In re Paplauskas

Brief Details

Author
Paul Avelar
Managing Attorney of the Arizona Office
Date Filed
10/19/2018
Current Court
Supreme Court of the State of Rhode Island and Providence Plantations

IJ filed an amicus brief in the Rhode Island Supreme Court which was considering recommendations from its Unauthorized Practice of Law Committee in three consolidated cases. Those cases involved non-attorneys’ role in real estate closings and the Committee’s recommendations that the Court treat conducting a title examination to determine the marketability of title, conducting a real estate closing, and drafting certain real estate-transaction related documents as the “practice of law” such that non-attorneys would be prohibited from doing those things, even though Rhode Island statutory law allows certain non-attorneys to engage in those activities.

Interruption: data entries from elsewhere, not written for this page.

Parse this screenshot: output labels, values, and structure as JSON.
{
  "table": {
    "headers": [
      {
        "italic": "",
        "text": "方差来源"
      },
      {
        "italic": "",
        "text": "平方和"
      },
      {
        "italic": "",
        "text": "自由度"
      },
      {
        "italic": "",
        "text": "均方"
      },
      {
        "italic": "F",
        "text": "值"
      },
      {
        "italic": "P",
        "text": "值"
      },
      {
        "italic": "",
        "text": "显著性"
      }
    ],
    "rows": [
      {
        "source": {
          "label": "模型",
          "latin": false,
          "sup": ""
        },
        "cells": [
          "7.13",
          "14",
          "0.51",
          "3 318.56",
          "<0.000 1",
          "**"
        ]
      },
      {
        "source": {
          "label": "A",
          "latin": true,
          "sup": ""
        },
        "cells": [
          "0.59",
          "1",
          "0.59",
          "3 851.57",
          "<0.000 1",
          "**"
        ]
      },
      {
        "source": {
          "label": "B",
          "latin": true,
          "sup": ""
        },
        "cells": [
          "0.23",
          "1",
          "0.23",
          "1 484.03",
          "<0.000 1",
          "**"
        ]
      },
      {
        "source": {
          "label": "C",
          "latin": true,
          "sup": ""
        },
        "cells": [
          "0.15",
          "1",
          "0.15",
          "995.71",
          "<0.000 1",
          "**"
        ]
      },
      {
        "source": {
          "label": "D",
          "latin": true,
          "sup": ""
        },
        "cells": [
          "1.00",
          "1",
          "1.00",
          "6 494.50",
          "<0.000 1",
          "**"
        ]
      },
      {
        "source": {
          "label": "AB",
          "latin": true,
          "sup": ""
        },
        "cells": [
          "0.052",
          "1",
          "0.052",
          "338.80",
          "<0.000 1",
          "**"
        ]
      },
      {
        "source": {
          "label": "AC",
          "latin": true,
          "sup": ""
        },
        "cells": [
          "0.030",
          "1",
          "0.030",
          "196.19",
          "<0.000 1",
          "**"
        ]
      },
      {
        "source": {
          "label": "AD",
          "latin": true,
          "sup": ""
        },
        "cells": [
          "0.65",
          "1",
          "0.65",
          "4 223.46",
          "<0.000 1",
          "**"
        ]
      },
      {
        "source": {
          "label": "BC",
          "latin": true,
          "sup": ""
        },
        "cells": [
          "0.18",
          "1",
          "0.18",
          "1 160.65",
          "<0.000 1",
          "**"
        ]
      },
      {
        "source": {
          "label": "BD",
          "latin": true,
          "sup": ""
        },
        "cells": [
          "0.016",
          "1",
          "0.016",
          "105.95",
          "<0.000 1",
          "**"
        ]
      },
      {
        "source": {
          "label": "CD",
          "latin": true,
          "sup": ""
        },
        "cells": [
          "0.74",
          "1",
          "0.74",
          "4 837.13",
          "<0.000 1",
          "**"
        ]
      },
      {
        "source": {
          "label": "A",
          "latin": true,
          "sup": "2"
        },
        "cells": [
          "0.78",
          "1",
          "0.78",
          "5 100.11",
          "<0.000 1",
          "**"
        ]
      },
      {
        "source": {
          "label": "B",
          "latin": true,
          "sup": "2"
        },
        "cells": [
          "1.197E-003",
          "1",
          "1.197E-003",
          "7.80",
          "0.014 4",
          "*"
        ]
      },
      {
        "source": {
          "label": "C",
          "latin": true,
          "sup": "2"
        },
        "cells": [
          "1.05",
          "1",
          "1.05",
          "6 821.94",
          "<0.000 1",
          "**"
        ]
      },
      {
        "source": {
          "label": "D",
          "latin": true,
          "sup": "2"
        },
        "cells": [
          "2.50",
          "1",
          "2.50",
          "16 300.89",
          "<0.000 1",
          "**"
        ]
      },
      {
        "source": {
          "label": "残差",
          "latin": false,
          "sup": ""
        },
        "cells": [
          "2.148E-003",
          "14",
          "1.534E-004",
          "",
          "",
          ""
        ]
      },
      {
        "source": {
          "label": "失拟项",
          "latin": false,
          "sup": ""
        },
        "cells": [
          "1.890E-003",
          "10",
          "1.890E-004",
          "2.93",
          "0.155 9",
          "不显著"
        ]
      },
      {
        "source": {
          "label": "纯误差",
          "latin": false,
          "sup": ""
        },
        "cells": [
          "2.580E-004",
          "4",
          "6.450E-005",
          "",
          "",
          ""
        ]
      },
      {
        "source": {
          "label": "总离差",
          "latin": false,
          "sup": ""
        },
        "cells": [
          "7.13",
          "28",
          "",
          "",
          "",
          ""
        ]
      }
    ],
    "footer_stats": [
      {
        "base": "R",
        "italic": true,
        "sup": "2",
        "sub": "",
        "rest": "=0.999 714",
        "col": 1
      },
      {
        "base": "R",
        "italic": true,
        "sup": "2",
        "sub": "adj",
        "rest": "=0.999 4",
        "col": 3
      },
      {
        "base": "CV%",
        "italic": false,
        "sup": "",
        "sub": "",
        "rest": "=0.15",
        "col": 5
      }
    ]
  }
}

IJ’s brief argues that the Committee’s recommendations had to be rejected because they would violate both the Rhode Island Constitution’s protections for economic liberty and the U.S. Constitution’s protection for free speech. On economic liberty, the brief notes the Rhode Island Constitution’s meaningful protections for economic liberty, the lack of any evidence of consumer harm (even though non-lawyers have long provided these services, including in Rhode Island), the harm to consumers from restricting who can provide these services, and the regulatory capture threat from the Committee’s almost-entirely-attorneys membership. On free speech, the brief notes that some of the Committee recommendations are to regulate pure speech and that speech regulated by state practice of law regulations is still protected by the First Amendment.